Le expliqué que andaba por allí inútilmente, estudiando árboles raros, y de cuando en cuando escribiendo, escribiendo acerca de ellos; que vivía en una choza, pero que hoy se me habían acabado las provisiones y había tenido que bajar al lugar.

Cuando oyó lo de la choza, dejó de masticar y se quedó escuchando; después dijo rápidamente:

—Sí, yo conozco muy bien estos postes telegráficos que atraviesan la montaña. No precisamente los de aquí, pero otros. He sido hasta hace poco Peón caminero.

—¿Ah, sí? Entonces has pasado hoy por mi choza, ¿no? —le pregunté.

Titubeó un rato, pero como vio que yo no le iba a quitar la vida, confesó que había entrado en la choza a descansar y que allí había encontrado mi pan.

—Era difícil quedarse sentado sin coger un poco —añadió.

Hablamos de diferentes cosas. Sus expresiones no eran muy groseras, y sabía comer bien. Yo estaba en un estado de semicivilización, y su conducta me parecía bien.

Se ofreció a llevarme la carga un rato, en agradecimiento a la comida; yo acepté la oferta. Así ocurrió que aquel extraño regresó conmigo a la choza.

Cuando entré, vi en seguida un papel encima de la mesa.

Era una especie de gracias por el pan; un papel horriblemente grosero, con expresiones bastante sucias.

Cuando Solem vio lo que yo leía, empezó a sonreír con su cara de hierro. Pretendí no entender nada del asunto y arrojé el papel sobre la mesa.

Él lo cogió y lo rompió.

—Siento en el alma que haya visto usted esto —dijo—. Nosotros, los peones camineros, estamos acostumbrados a hacerlo.
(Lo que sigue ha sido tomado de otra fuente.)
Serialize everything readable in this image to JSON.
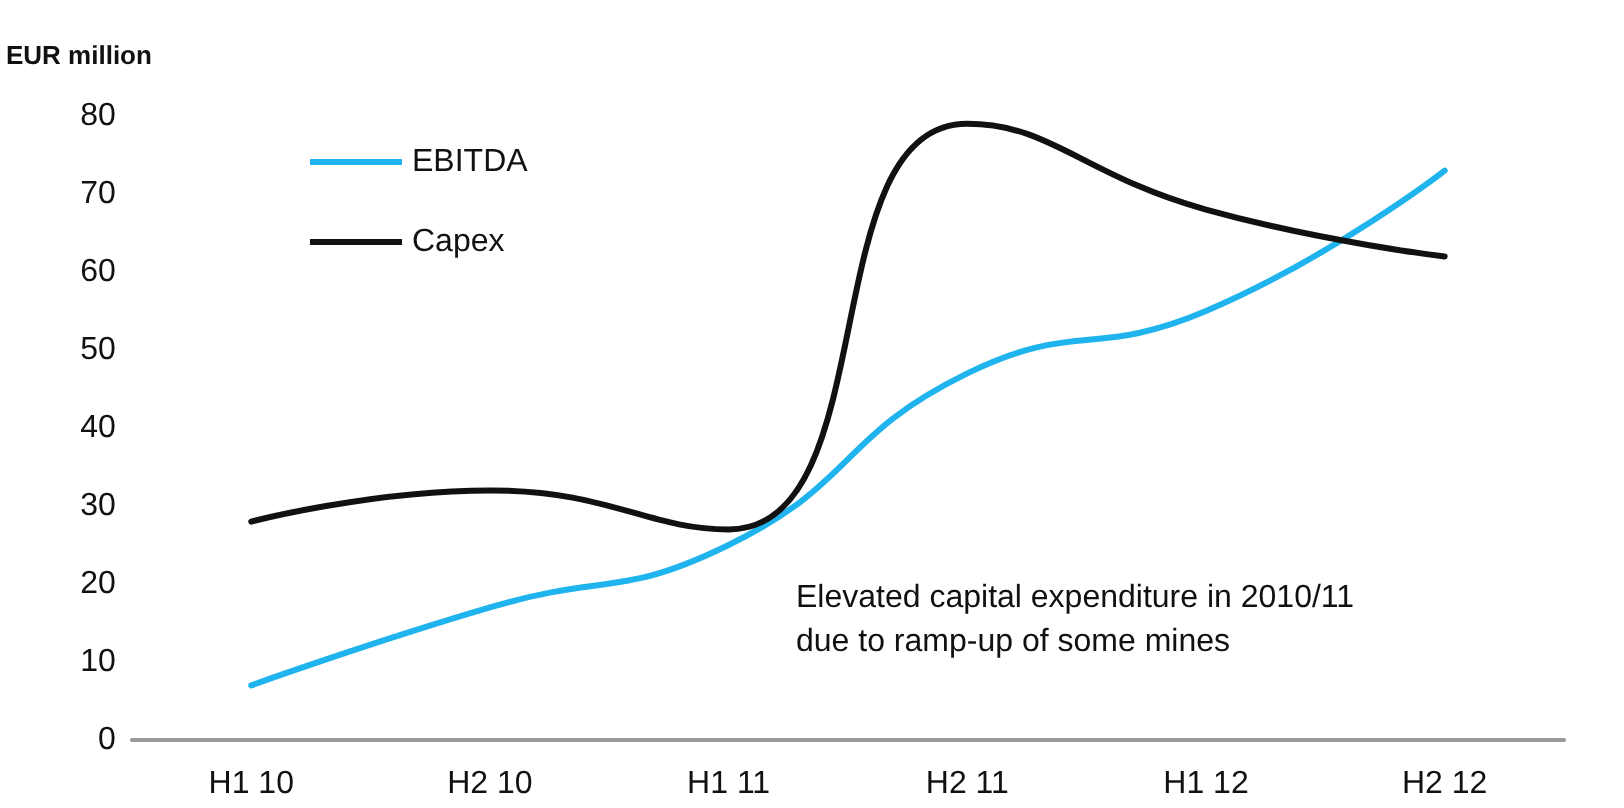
{
  "chart_data": {
    "type": "line",
    "ylabel": "EUR million",
    "categories": [
      "H1 10",
      "H2 10",
      "H1 11",
      "H2 11",
      "H1 12",
      "H2 12"
    ],
    "series": [
      {
        "name": "EBITDA",
        "color": "#1fb4ee",
        "values": [
          7,
          17,
          25,
          47,
          55,
          73
        ]
      },
      {
        "name": "Capex",
        "color": "#111111",
        "values": [
          28,
          32,
          27,
          79,
          68,
          62
        ]
      }
    ],
    "ylim": [
      0,
      80
    ],
    "yticks": [
      0,
      10,
      20,
      30,
      40,
      50,
      60,
      70,
      80
    ],
    "grid": false,
    "legend": "top left",
    "marker": "none",
    "line_style": "solid",
    "annotations": [
      "Elevated capital expenditure in 2010/11\ndue to ramp-up of some mines"
    ]
  }
}
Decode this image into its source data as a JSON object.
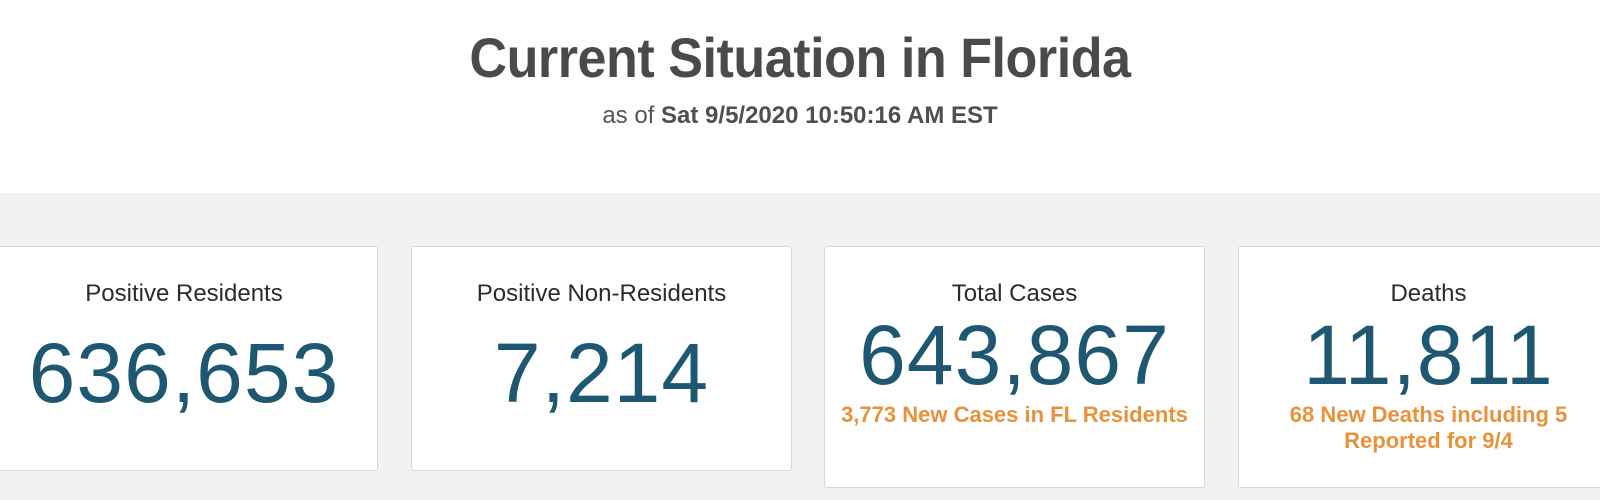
{
  "header": {
    "title": "Current Situation in Florida",
    "subtitle_prefix": "as of ",
    "timestamp": "Sat 9/5/2020 10:50:16 AM EST"
  },
  "cards": [
    {
      "label": "Positive Residents",
      "value": "636,653",
      "note": ""
    },
    {
      "label": "Positive Non-Residents",
      "value": "7,214",
      "note": ""
    },
    {
      "label": "Total Cases",
      "value": "643,867",
      "note": "3,773 New Cases in FL Residents"
    },
    {
      "label": "Deaths",
      "value": "11,811",
      "note": "68 New Deaths including 5 Reported for 9/4"
    }
  ],
  "colors": {
    "value": "#1d5772",
    "note": "#e8923a",
    "title": "#4a4a4a",
    "panel_bg": "#f0f1f3"
  }
}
Me olvidé de que lo había dejado aquí.

Poco después, salió.

Se quedó aquella noche y el día siguiente; se le ocurrió lavarme alguna ropa y me fue útil en todo lo que pudo, el pobre muchacho. Delante de la choza quedaba, de la época en que vivía el lapón, un caldero grande; estaba roto y se salía por todas partes; pero Solem lo untó con tocino, y en él coció mi ropa. Era muy gracioso verle; cada vez que la grasa subía, él la tiraba. Por lo visto quería quedarse conmigo hasta que se nos volvieran a acabar las provisiones y bajar conmigo al lugar; pero cuando se enteró de que yo me proponía ir a otro sitio, al Berghof, allá, debajo de Torezinnen, adonde van los veraneantes y por donde pasan muchos turistas, él también quiso venir.

Es que era un pájaro libre.

—¿Entonces puedo ir con usted, llevando su carga? —me preguntó—. También estoy acostumbrado al trabajo del campo; puede que allí encuentre algo que hacer.